O centro médico é público. É composto pela Santa Casa, que detém 49% do imóvel, Ipsemg, com 43%, e Prefeitura de Belo Horizonte, com 8%. Todas as atividades promovidas pelos entes públicos também são públicas. Quando assumiu o papel de síndico, em junho de 2009, Wagner Ribeiro tratou logo de entregar o espaço público ocioso do centro para a exploração da iniciativa privada, sem licitação. “A formação de um condomínio por entes da administração pública, como ocorre no caso presente, em nada interfere na obrigação de licitar. Em verdade, a concessão de exploração dos serviços de estacionamento recaiu sobre imóvel (bem) público e, não, em serviços de natureza privada e restritos ao condomínio”, afirma a denúncia.
No entanto, Ribeiro optou por entregar carta convite a interessados.
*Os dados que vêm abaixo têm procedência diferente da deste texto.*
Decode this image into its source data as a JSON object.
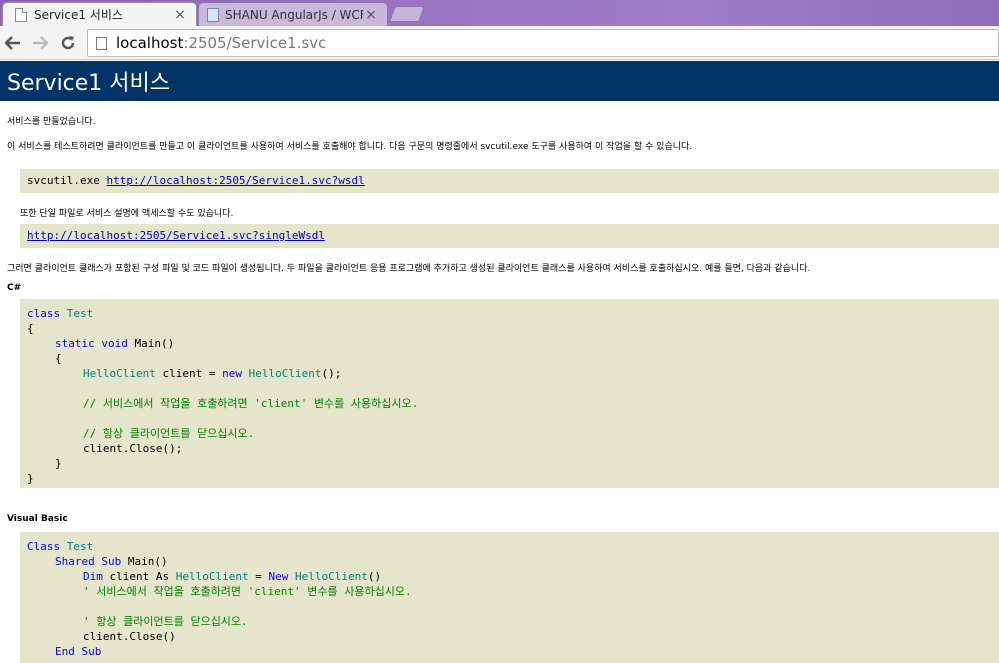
{
  "browser": {
    "tabs": [
      {
        "title": "Service1 서비스",
        "active": true,
        "close": "×"
      },
      {
        "title": "SHANU AngularJs / WCF",
        "active": false,
        "close": "×"
      }
    ],
    "address": {
      "host": "localhost",
      "path": ":2505/Service1.svc"
    }
  },
  "page": {
    "title": "Service1 서비스",
    "created_text": "서비스를 만들었습니다.",
    "test_instructions": "이 서비스를 테스트하려면 클라이언트를 만들고 이 클라이언트를 사용하여 서비스를 호출해야 합니다. 다음 구문의 명령줄에서 svcutil.exe 도구를 사용하여 이 작업을 할 수 있습니다.",
    "svcutil_cmd": "svcutil.exe ",
    "wsdl_link": "http://localhost:2505/Service1.svc?wsdl",
    "single_file_text": "또한 단일 파일로 서비스 설명에 액세스할 수도 있습니다.",
    "single_wsdl_link": "http://localhost:2505/Service1.svc?singleWsdl",
    "generated_text": "그러면 클라이언트 클래스가 포함된 구성 파일 및 코드 파일이 생성됩니다. 두 파일을 클라이언트 응용 프로그램에 추가하고 생성된 클라이언트 클래스를 사용하여 서비스를 호출하십시오. 예를 들면, 다음과 같습니다.",
    "csharp_label": "C#",
    "vb_label": "Visual Basic"
  },
  "csharp_code": {
    "l1_kw": "class",
    "l1_type": "Test",
    "l2": "{",
    "l3_kw": "static void",
    "l3_rest": " Main()",
    "l4": "{",
    "l5_type": "HelloClient",
    "l5_mid": " client = ",
    "l5_kw": "new",
    "l5_type2": "HelloClient",
    "l5_end": "();",
    "l6_comment": "// 서비스에서 작업을 호출하려면 'client' 변수를 사용하십시오.",
    "l7_comment": "// 항상 클라이언트를 닫으십시오.",
    "l8": "client.Close();",
    "l9": "}",
    "l10": "}"
  },
  "vb_code": {
    "l1_kw": "Class",
    "l1_type": "Test",
    "l2_kw": "Shared Sub",
    "l2_rest": " Main()",
    "l3_kw": "Dim",
    "l3_mid": " client As ",
    "l3_type": "HelloClient",
    "l3_eq": " = ",
    "l3_kw2": "New",
    "l3_type2": "HelloClient",
    "l3_end": "()",
    "l4_comment": "' 서비스에서 작업을 호출하려면 'client' 변수를 사용하십시오.",
    "l5_comment": "' 항상 클라이언트를 닫으십시오.",
    "l6": "client.Close()",
    "l7_kw": "End Sub"
  },
  "colors": {
    "heading_band": "#003366",
    "code_box": "#e5e5cc",
    "keyword": "#0000ff",
    "type": "#008080",
    "comment": "#008000",
    "link": "#0000cc"
  },
  "icons": [
    "page-icon",
    "close-icon",
    "back-arrow-icon",
    "forward-arrow-icon",
    "reload-icon",
    "new-tab-icon"
  ]
}
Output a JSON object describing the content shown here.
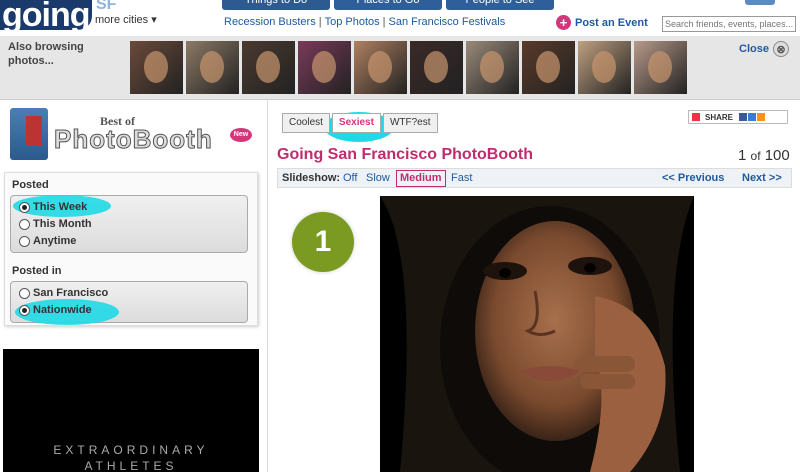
{
  "header": {
    "logo": "going",
    "city_code": "SF",
    "more_cities": "more cities ▾",
    "main_tabs": [
      "Things to Do",
      "Places to Go",
      "People to See"
    ],
    "subnav": [
      "Recession Busters",
      "Top Photos",
      "San Francisco Festivals"
    ],
    "post_event": "Post an Event",
    "search_placeholder": "Search friends, events, places..."
  },
  "strip": {
    "label": "Also browsing photos...",
    "thumbnail_count": 10,
    "close_label": "Close",
    "close_glyph": "⊗"
  },
  "sidebar": {
    "logo": {
      "best_of": "Best of",
      "title": "PhotoBooth",
      "badge": "New"
    },
    "posted": {
      "heading": "Posted",
      "options": [
        {
          "label": "This Week",
          "checked": true
        },
        {
          "label": "This Month",
          "checked": false
        },
        {
          "label": "Anytime",
          "checked": false
        }
      ]
    },
    "posted_in": {
      "heading": "Posted in",
      "options": [
        {
          "label": "San Francisco",
          "checked": false
        },
        {
          "label": "Nationwide",
          "checked": true
        }
      ]
    },
    "ad": {
      "line1": "EXTRAORDINARY",
      "line2": "ATHLETES"
    }
  },
  "main": {
    "tabs": [
      {
        "label": "Coolest",
        "active": false
      },
      {
        "label": "Sexiest",
        "active": true
      },
      {
        "label": "WTF?est",
        "active": false
      }
    ],
    "share_label": "SHARE",
    "title": "Going San Francisco PhotoBooth",
    "counter": {
      "current": "1",
      "of": "of",
      "total": "100"
    },
    "slideshow": {
      "label": "Slideshow:",
      "options": [
        "Off",
        "Slow",
        "Medium",
        "Fast"
      ],
      "active": "Medium",
      "previous": "<< Previous",
      "next": "Next >>"
    },
    "rank": "1"
  },
  "colors": {
    "brand_blue": "#1f5aa0",
    "accent_pink": "#c02d6e",
    "highlight_cyan": "#1ed9e6",
    "rank_green": "#7a9a22"
  }
}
Ele alegou ao Ministério Público que convidou cinco empresas para participar do processo de escolha. Uma delas, a Fox Ltda, informou ao promotor Eduardo Nepomuceno que não foi convidada. A empresa alegou que, depois de insistir, teve que ir à rodoviária de Belo Horizonte pegar a carta convite e, mesmo assim, o tempo era exíguo. A Fox já é inquilina do Ipsemg em outro imóvel, em que explora serviço de estacionamento.
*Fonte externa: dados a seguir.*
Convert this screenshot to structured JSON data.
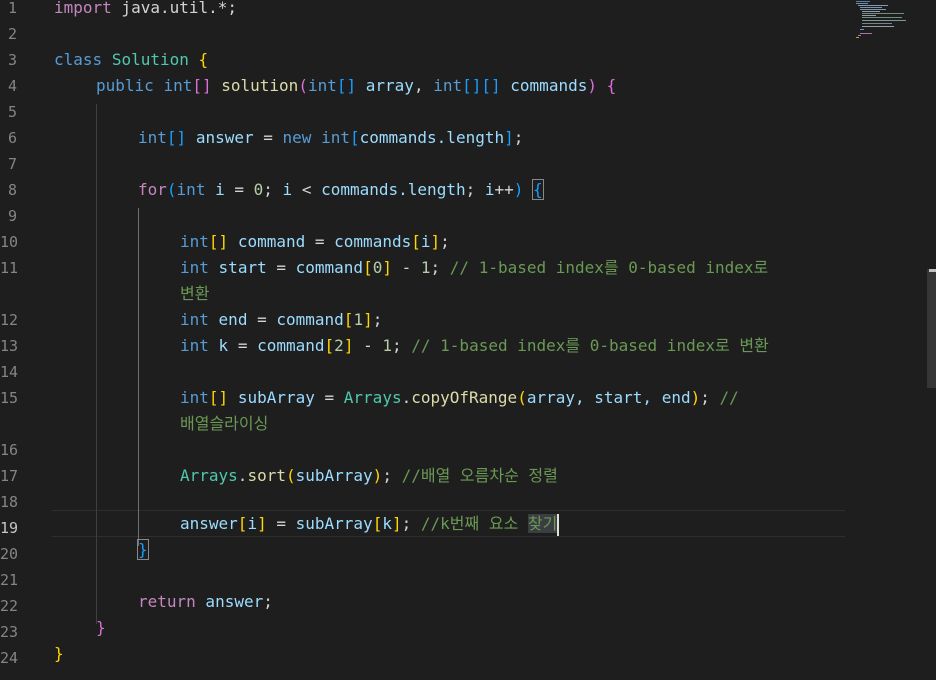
{
  "editor": {
    "language": "java",
    "active_line": "19",
    "line_numbers": [
      "1",
      "2",
      "3",
      "4",
      "5",
      "6",
      "7",
      "8",
      "9",
      "10",
      "11",
      "12",
      "13",
      "14",
      "15",
      "16",
      "17",
      "18",
      "19",
      "20",
      "21",
      "22",
      "23",
      "24"
    ],
    "tokens": {
      "l1_import": "import",
      "l1_pkg": " java.util.*;",
      "l3_class": "class",
      "l3_name": "Solution",
      "l3_brace": "{",
      "l4_public": "public",
      "l4_int": "int",
      "l4_arr": "[]",
      "l4_fn": "solution",
      "l4_open": "(",
      "l4_int2": "int",
      "l4_arr2": "[]",
      "l4_param1": "array",
      "l4_comma": ", ",
      "l4_int3": "int",
      "l4_arr3": "[][]",
      "l4_param2": "commands",
      "l4_close": ")",
      "l4_brace": "{",
      "l6_int": "int",
      "l6_arr": "[]",
      "l6_var": "answer",
      "l6_eq": " = ",
      "l6_new": "new",
      "l6_int2": "int",
      "l6_open": "[",
      "l6_expr": "commands.length",
      "l6_close": "]",
      "l6_semi": ";",
      "l8_for": "for",
      "l8_open": "(",
      "l8_int": "int",
      "l8_i": "i",
      "l8_eq": " = ",
      "l8_zero": "0",
      "l8_semi": "; ",
      "l8_i2": "i",
      "l8_lt": " < ",
      "l8_len": "commands.length",
      "l8_semi2": "; ",
      "l8_inc": "i",
      "l8_pp": "++",
      "l8_close": ")",
      "l8_brace": "{",
      "l10_int": "int",
      "l10_arr": "[]",
      "l10_var": "command",
      "l10_eq": " = ",
      "l10_cmds": "commands",
      "l10_open": "[",
      "l10_i": "i",
      "l10_close": "]",
      "l10_semi": ";",
      "l11_int": "int",
      "l11_var": "start",
      "l11_eq": " = ",
      "l11_cmd": "command",
      "l11_open": "[",
      "l11_zero": "0",
      "l11_close": "]",
      "l11_minus": " - ",
      "l11_one": "1",
      "l11_semi": "; ",
      "l11_cmt": "// 1-based index를 0-based index로",
      "l11_cmt_cont": "변환",
      "l12_int": "int",
      "l12_var": "end",
      "l12_eq": " = ",
      "l12_cmd": "command",
      "l12_open": "[",
      "l12_one": "1",
      "l12_close": "]",
      "l12_semi": ";",
      "l13_int": "int",
      "l13_var": "k",
      "l13_eq": " = ",
      "l13_cmd": "command",
      "l13_open": "[",
      "l13_two": "2",
      "l13_close": "]",
      "l13_minus": " - ",
      "l13_one": "1",
      "l13_semi": "; ",
      "l13_cmt": "// 1-based index를 0-based index로 변환",
      "l15_int": "int",
      "l15_arr": "[]",
      "l15_var": "subArray",
      "l15_eq": " = ",
      "l15_cls": "Arrays",
      "l15_dot": ".",
      "l15_fn": "copyOfRange",
      "l15_open": "(",
      "l15_args": "array, start, end",
      "l15_close": ")",
      "l15_semi": "; ",
      "l15_cmt": "//",
      "l15_cmt_cont": "배열슬라이싱",
      "l17_cls": "Arrays",
      "l17_dot": ".",
      "l17_fn": "sort",
      "l17_open": "(",
      "l17_arg": "subArray",
      "l17_close": ")",
      "l17_semi": "; ",
      "l17_cmt": "//배열 오름차순 정렬",
      "l19_var": "answer",
      "l19_open": "[",
      "l19_i": "i",
      "l19_close": "]",
      "l19_eq": " = ",
      "l19_sub": "subArray",
      "l19_open2": "[",
      "l19_k": "k",
      "l19_close2": "]",
      "l19_semi": "; ",
      "l19_cmt": "//k번째 요소 ",
      "l19_sel": "찾기",
      "l20_brace": "}",
      "l22_return": "return",
      "l22_var": " answer",
      "l22_semi": ";",
      "l23_brace": "}",
      "l24_brace": "}"
    }
  },
  "colors": {
    "background": "#1e1e1e",
    "keyword": "#569cd6",
    "control": "#c586c0",
    "class": "#4ec9b0",
    "function": "#dcdcaa",
    "variable": "#9cdcfe",
    "number": "#b5cea8",
    "comment": "#6a9955",
    "bracket_level1": "#ffd700",
    "bracket_level2": "#da70d6",
    "bracket_level3": "#179fff"
  }
}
No entanto, encontrou dificuldades para entrar no centro. “No caso sub exame, não foram observados requisitos legais para a contratação da empresa beneficiária. A intenção dos agentes, em verdade, foi de contratar a empresa Minas Park Estacionamento Ltda, mediante simulacro de licitação.
A ausência da seleção excluiu a possibilidade de análise de proposta mais vantajosa para a administração, descumprindo a finalidade legal. No presente caso, em razão da fraude, tanto o contrato quanto o procedimento licitatório são nulos, operando a nulidade de forma retroativa”, diz a denúncia.
O governo de Minas remanejou Caram Filho para a Agência Reguladora de Serviços de Abastecimento de Água e de Esgotamento Sanitário do Estado (Arsae), em janeiro do ano passado.